Albemarle Delays Environmental, Development Ordinances

By: Matt Holmes Email
By: Matt Holmes Email

Wednesday January 23, 2008

Local environmentalists complain about run-off and erosion into area streams and creeks, especially with new development on and around steep slopes.

"Clear-cutting will occur, trees will be hauled up from their roots, mud will flow into the creek and many, many hundreds of houses will be existing on these steep slopes," proclaimed A.K. Wieder.

Wieder and other local activists say they've seen the environmental impact of new development in Albemarle County and they're sick of it.

That's partially why Ann Mallek was elected to the county Board of Supervisors last fall.

"For many, many years concern for our environment and for the way development happens has been very important," Mallek said. "It was certainly very important to the people who sent me here."

Mallek promised in her campaign to be an advocate for the environment, even at the cost of development, and as growth and environment-based ordinances came before the Board of Supervisors Wednesday, Mallek says her supporters spoke up.

"Many of them have called up since November and said 'don't forget why we sent you there.'"

But an expected vote didn't happen. The Board's chair, Ken Boyd, demanded the public have an opportunity to comment on the ordinances, which would essentially ban building within 100 feet of a stream and also extend environmental protections to rural areas.

So for the environmentalists, the fight to give nature a voice continues.

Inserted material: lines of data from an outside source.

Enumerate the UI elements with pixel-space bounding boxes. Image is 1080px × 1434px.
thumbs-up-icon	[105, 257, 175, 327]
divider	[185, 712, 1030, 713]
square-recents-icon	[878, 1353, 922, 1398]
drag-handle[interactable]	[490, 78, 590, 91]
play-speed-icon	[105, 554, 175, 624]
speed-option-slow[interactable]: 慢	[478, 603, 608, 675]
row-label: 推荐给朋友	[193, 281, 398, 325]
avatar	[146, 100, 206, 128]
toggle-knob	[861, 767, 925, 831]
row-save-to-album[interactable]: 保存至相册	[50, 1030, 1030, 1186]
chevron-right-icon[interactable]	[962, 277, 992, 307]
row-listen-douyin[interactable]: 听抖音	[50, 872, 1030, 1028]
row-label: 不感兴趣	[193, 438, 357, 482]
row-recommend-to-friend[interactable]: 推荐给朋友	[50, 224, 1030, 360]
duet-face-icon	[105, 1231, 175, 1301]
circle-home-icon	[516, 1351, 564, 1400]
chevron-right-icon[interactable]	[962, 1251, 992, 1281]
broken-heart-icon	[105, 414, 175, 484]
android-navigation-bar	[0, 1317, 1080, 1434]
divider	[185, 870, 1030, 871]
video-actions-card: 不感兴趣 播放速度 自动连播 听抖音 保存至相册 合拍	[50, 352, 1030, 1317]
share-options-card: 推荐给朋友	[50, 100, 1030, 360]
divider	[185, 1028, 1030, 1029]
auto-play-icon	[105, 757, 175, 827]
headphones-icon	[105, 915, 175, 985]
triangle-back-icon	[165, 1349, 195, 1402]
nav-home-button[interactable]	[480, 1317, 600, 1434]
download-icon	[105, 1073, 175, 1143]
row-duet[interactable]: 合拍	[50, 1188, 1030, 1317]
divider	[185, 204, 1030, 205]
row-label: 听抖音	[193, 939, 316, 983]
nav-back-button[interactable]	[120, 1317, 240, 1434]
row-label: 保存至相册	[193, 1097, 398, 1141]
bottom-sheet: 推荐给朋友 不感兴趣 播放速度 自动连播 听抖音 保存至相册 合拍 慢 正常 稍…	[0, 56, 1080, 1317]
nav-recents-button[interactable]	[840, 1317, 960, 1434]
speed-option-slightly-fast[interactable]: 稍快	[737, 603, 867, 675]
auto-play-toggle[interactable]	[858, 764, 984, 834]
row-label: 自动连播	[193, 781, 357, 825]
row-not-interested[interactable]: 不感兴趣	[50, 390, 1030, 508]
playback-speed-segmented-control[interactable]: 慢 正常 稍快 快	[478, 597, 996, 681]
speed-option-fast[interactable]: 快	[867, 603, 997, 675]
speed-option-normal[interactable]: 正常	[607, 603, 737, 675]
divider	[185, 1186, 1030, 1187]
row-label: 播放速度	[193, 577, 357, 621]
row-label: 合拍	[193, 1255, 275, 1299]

"I need shade. I need to be clear of sediment from run-off," Wieder declared, acting as the voice of Moores Creek. "I need to be protected from the kind of run-off from roads and...garbage and the other kinds of encroaching development issues that frequently happen."

Moores Creek forms a natural boundary between Charlottesville and Albemarle County. Folks who live near Moores Creek say run-off is so bad that red water flows through the creek, simply from all the red clay that gets deposited.

The Board of Supervisors meeting scheduled for the afternoon of February 6 will now be extended into the evening to allow for more public comment on the issue.